# Notification of Investigation of IELTS Test Result



## nanstygorgon (Mar 8, 2016)

I was anxiously waiting for my IELTS results and I received an email from British Council with the above topic. 

_Strict quality control procedures are in place to protect the integrity and security of the IELTS test. As part of these procedures, test results are routinely analysed by the IELTS Test Partners before they are issued to candidates.

As a result of these procedures, your test scores for the XXXXXx 2016 have come under scrutiny and are being investigated. Your results are being withheld while this investigation is being conducted. Please note that all investigations are conducted without prejudice by the IELTS Test Partners._

This is the 1st time I heard something like this. Has anyone else experienced the same? Any idea how long will they take them release the results?


----------



## amorad (Jan 1, 2016)

I had the same issue , I think Its the same exam , 5 March 16 .

No worries , Its mostly happened because of two reasons , either you had a high score in all modules , or you had a different score between two modules for more than two marks .

As For me , Its most probably the reading and other module , the reading was super easy to me and I bit I got above 7.5 .

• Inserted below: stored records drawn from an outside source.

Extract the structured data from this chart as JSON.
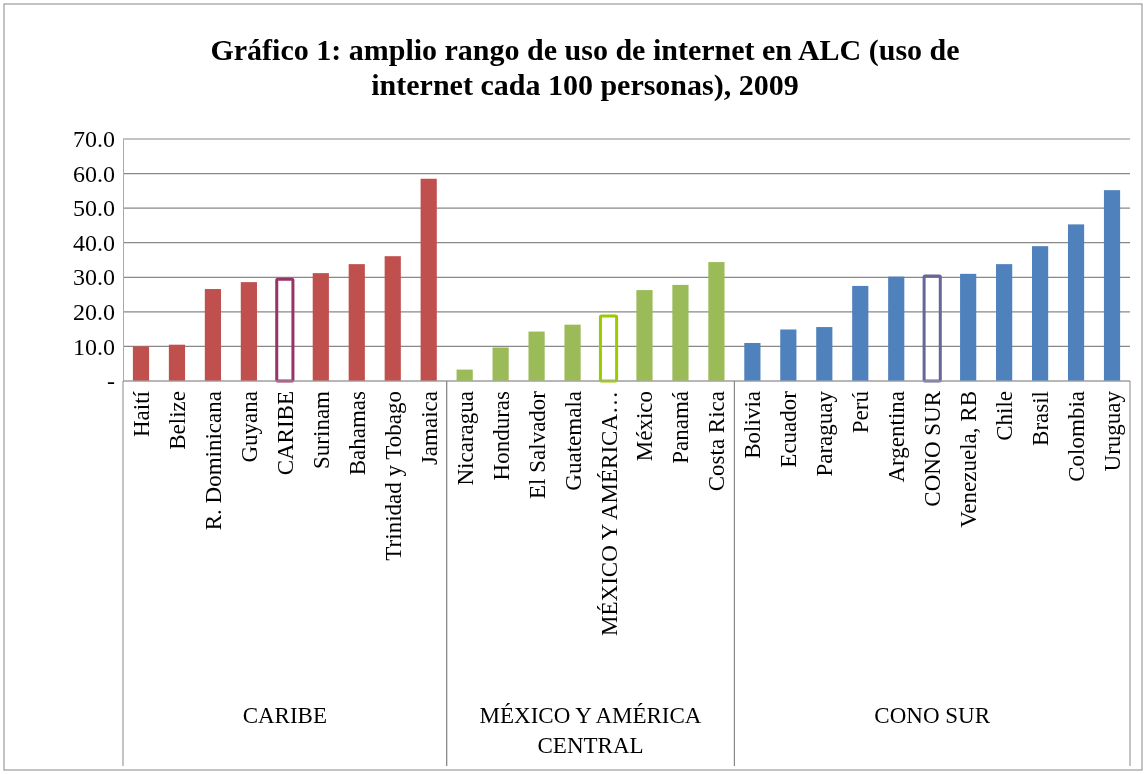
{
  "chart_data": {
    "type": "bar",
    "title": "Gráfico 1: amplio rango de uso de internet en ALC (uso de internet cada 100 personas), 2009",
    "categories": [
      "Haití",
      "Belize",
      "R. Dominicana",
      "Guyana",
      "CARIBE",
      "Surinam",
      "Bahamas",
      "Trinidad y Tobago",
      "Jamaica",
      "Nicaragua",
      "Honduras",
      "El Salvador",
      "Guatemala",
      "MÉXICO Y AMÉRICA…",
      "México",
      "Panamá",
      "Costa Rica",
      "Bolivia",
      "Ecuador",
      "Paraguay",
      "Perú",
      "Argentina",
      "CONO SUR",
      "Venezuela, RB",
      "Chile",
      "Brasil",
      "Colombia",
      "Uruguay"
    ],
    "series": [
      {
        "color": "#c0504d",
        "values": [
          10.0,
          10.5,
          26.6,
          28.6,
          null,
          31.2,
          33.8,
          36.1,
          58.5,
          null,
          null,
          null,
          null,
          null,
          null,
          null,
          null,
          null,
          null,
          null,
          null,
          null,
          null,
          null,
          null,
          null,
          null,
          null
        ]
      },
      {
        "color": "#9bbb59",
        "values": [
          null,
          null,
          null,
          null,
          null,
          null,
          null,
          null,
          null,
          3.3,
          9.7,
          14.3,
          16.3,
          null,
          26.3,
          27.8,
          34.4,
          null,
          null,
          null,
          null,
          null,
          null,
          null,
          null,
          null,
          null,
          null
        ]
      },
      {
        "color": "#4f81bd",
        "values": [
          null,
          null,
          null,
          null,
          null,
          null,
          null,
          null,
          null,
          null,
          null,
          null,
          null,
          null,
          null,
          null,
          null,
          11.0,
          14.9,
          15.6,
          27.5,
          30.2,
          null,
          31.0,
          33.8,
          39.0,
          45.3,
          55.2
        ]
      },
      {
        "colors": [
          null,
          null,
          null,
          null,
          "#993366",
          null,
          null,
          null,
          null,
          null,
          null,
          null,
          null,
          "#99cc00",
          null,
          null,
          null,
          null,
          null,
          null,
          null,
          null,
          "#666699",
          null,
          null,
          null,
          null,
          null
        ],
        "values": [
          null,
          null,
          null,
          null,
          29.4,
          null,
          null,
          null,
          null,
          null,
          null,
          null,
          null,
          18.8,
          null,
          null,
          null,
          null,
          null,
          null,
          null,
          null,
          30.4,
          null,
          null,
          null,
          null,
          null
        ]
      }
    ],
    "annotations": [
      "CARIBE",
      "MÉXICO Y AMÉRICA CENTRAL",
      "CONO SUR"
    ],
    "ylim": [
      0,
      70
    ],
    "yticks": [
      {
        "value": 0,
        "label": "-"
      },
      {
        "value": 10,
        "label": "10.0"
      },
      {
        "value": 20,
        "label": "20.0"
      },
      {
        "value": 30,
        "label": "30.0"
      },
      {
        "value": 40,
        "label": "40.0"
      },
      {
        "value": 50,
        "label": "50.0"
      },
      {
        "value": 60,
        "label": "60.0"
      },
      {
        "value": 70,
        "label": "70.0"
      }
    ],
    "grid": true
  }
}
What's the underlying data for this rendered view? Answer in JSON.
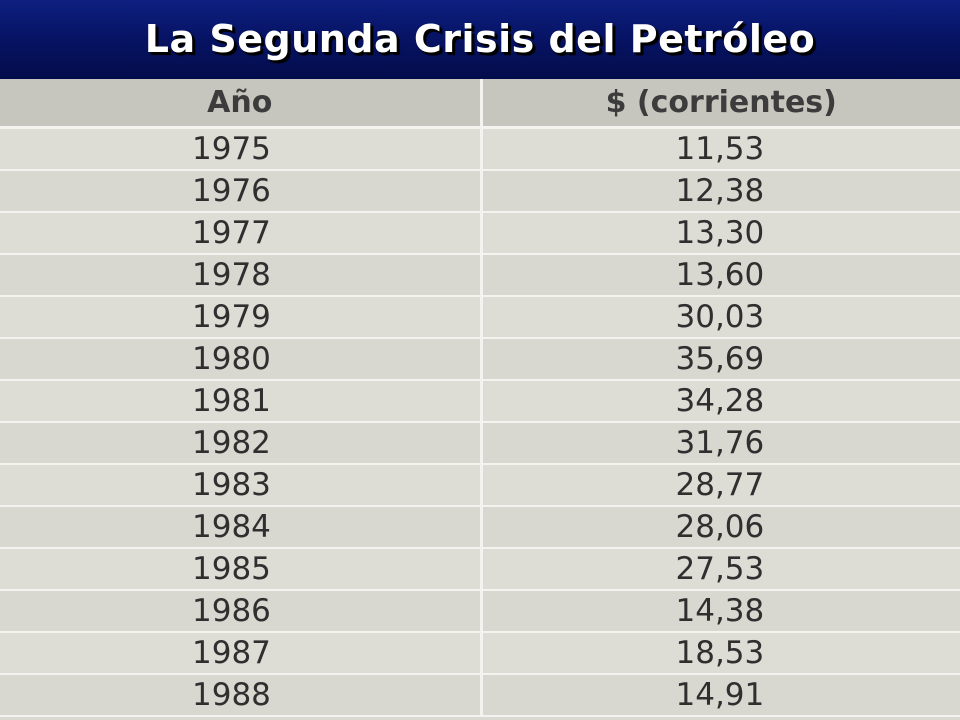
{
  "title": "La Segunda Crisis del Petróleo",
  "table": {
    "headers": [
      "Año",
      "$ (corrientes)"
    ],
    "rows": [
      [
        "1975",
        "11,53"
      ],
      [
        "1976",
        "12,38"
      ],
      [
        "1977",
        "13,30"
      ],
      [
        "1978",
        "13,60"
      ],
      [
        "1979",
        "30,03"
      ],
      [
        "1980",
        "35,69"
      ],
      [
        "1981",
        "34,28"
      ],
      [
        "1982",
        "31,76"
      ],
      [
        "1983",
        "28,77"
      ],
      [
        "1984",
        "28,06"
      ],
      [
        "1985",
        "27,53"
      ],
      [
        "1986",
        "14,38"
      ],
      [
        "1987",
        "18,53"
      ],
      [
        "1988",
        "14,91"
      ]
    ]
  },
  "colors": {
    "header_band": "#071466",
    "title_text": "#ffffff",
    "table_background": "#dddcd5",
    "table_header_background": "#c7c6be",
    "grid_lines": "#f3f3ef"
  }
}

The bad news is we need to wait , at least another 15 days , sometimes it takes 2-3 months !


----------



## FrozenAh (Apr 30, 2014)

amorad said:


> I had the same issue , I think Its the same exam , 5 March 16 .
> 
> No worries , Its mostly happened because of two reasons , either you had a high score in all modules , or you had a different score between two modules for more than two marks .
> 
> ...





nanstygorgon said:


> I was anxiously waiting for my IELTS results and I received an email from British Council with the above topic.
> 
> _Strict quality control procedures are in place to protect the integrity and security of the IELTS test. As part of these procedures, test results are routinely analysed by the IELTS Test Partners before they are issued to candidates.
> 
> ...



Yes its normal and happening to many candidates.
*
Could you people please answer, What do you think, your chances are of scoring 7 bands in each section?*


----------



## amorad (Jan 1, 2016)

I hope so , but I don't think .


----------